17959958. AUTOMATIC SPEECH RECOGNITION WITH MULTI-FRAME BLANK DECODING USING NEURAL NETWORKS FOR CONVERSATIONAL AI SYSTEMS AND APPLICATIONS simplified abstract (NVIDIA Corporation)

From WikiPatents
Jump to navigation Jump to search

AUTOMATIC SPEECH RECOGNITION WITH MULTI-FRAME BLANK DECODING USING NEURAL NETWORKS FOR CONVERSATIONAL AI SYSTEMS AND APPLICATIONS

Organization Name

NVIDIA Corporation

Inventor(s)

Hainan Xu of Baltimore MD (US)

Boris Ginsburg of Sunnyvale CA (US)

AUTOMATIC SPEECH RECOGNITION WITH MULTI-FRAME BLANK DECODING USING NEURAL NETWORKS FOR CONVERSATIONAL AI SYSTEMS AND APPLICATIONS - A simplified explanation of the abstract

This abstract first appeared for US patent application 17959958 titled 'AUTOMATIC SPEECH RECOGNITION WITH MULTI-FRAME BLANK DECODING USING NEURAL NETWORKS FOR CONVERSATIONAL AI SYSTEMS AND APPLICATIONS

Simplified Explanation

The patent application describes a machine learning system that trains a model to output a multi-frame blank symbol when processing an auditory input. This allows the model to skip less valuable audio frames and process the input more quickly and accurately.

  • The system generates paths through a probability lattice, some of which include a multi-frame blank symbol that skips at least one frame associated with the lattice.
  • The inclusion of the multi-frame blank symbol increases the total number of potential paths through the lattice, improving the model's processing efficiency.
  • When the model outputs a multi-frame blank symbol, one or more frames of the auditory input may be omitted from processing.

Potential Applications

This technology could be applied in speech recognition systems, audio processing applications, and any other machine learning tasks involving auditory inputs.

Problems Solved

This innovation helps improve the efficiency and accuracy of machine learning models when processing audio data by allowing them to skip less valuable frames.

Benefits

The use of multi-frame blank symbols can lead to faster processing times, more accurate results, and better utilization of computational resources.

Potential Commercial Applications

This technology could be valuable in industries such as speech recognition software, audio transcription services, and automated audio analysis tools.

Possible Prior Art

One potential prior art could be the use of blank symbols in sequence modeling tasks to improve efficiency and accuracy.

Unanswered Questions

How does this technology compare to existing methods for processing audio data in machine learning models?

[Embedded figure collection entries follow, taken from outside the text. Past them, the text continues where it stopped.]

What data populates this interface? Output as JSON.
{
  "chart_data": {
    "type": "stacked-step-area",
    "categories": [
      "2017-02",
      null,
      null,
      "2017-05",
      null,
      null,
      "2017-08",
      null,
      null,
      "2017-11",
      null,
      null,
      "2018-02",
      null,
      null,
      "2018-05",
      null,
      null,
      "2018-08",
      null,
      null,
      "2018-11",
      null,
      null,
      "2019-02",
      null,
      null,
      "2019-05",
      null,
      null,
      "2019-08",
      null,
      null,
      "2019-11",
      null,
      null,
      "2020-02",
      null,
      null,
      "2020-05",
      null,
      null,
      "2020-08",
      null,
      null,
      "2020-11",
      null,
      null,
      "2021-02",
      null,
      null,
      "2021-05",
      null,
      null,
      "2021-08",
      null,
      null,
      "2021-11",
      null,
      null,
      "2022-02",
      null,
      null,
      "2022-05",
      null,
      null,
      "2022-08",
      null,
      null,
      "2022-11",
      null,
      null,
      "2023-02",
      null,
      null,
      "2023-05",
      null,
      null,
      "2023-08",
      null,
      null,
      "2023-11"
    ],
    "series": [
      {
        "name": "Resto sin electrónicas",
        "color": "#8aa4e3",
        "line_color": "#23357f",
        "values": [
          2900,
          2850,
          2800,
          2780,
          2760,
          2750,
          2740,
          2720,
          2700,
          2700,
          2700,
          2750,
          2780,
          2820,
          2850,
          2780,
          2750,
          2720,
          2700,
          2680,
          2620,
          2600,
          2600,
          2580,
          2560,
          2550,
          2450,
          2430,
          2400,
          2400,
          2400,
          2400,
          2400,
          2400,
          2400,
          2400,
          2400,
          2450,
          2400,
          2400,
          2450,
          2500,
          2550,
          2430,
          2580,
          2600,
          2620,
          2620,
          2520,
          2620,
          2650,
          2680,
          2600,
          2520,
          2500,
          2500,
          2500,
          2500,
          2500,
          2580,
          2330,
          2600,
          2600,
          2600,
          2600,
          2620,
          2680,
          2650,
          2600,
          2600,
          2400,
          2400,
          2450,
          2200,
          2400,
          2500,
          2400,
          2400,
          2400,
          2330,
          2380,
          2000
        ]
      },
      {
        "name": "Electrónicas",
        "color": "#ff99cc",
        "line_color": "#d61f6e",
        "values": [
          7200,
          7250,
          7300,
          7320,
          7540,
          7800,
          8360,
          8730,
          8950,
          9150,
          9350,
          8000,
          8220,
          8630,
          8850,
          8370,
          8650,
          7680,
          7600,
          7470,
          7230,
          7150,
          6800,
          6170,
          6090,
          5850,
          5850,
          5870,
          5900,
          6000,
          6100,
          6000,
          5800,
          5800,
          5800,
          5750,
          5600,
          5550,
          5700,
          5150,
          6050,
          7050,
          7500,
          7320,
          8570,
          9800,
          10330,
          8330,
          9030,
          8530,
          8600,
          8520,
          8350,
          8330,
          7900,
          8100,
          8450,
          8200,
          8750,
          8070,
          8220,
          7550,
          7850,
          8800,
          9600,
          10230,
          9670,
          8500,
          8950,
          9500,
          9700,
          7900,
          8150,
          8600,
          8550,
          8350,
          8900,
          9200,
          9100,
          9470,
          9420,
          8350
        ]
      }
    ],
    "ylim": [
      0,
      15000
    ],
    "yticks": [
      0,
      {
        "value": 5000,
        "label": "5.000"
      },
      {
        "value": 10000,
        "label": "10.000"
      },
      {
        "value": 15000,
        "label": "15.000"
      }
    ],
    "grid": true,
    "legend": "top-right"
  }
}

This article does not provide a direct comparison to existing methods for processing audio data.

What are the potential limitations or drawbacks of using multi-frame blank symbols in machine learning models for audio processing?

The article does not address any potential limitations or drawbacks of using multi-frame blank symbols in machine learning models.


Original Abstract Submitted

Systems and methods provide for a machine learning system to train a machine learning model to output a multi-frame blank symbol when processing an auditory input. For example, as the system generates paths through a probability lattice, one or more paths include a multi-frame blank that skips at least one frame associated with the probability lattice. The inclusion of the multi-frame blank symbol may increase a total number of potential paths through the probability lattice, and may allow the machine learning model to more quickly and accurately process audio frames, while disregarding audio frames of less value. In deployment, when an output of the machine learning model indicates a multi-frame blank symbol or token, one or more frames of the auditory input may be omitted from processing.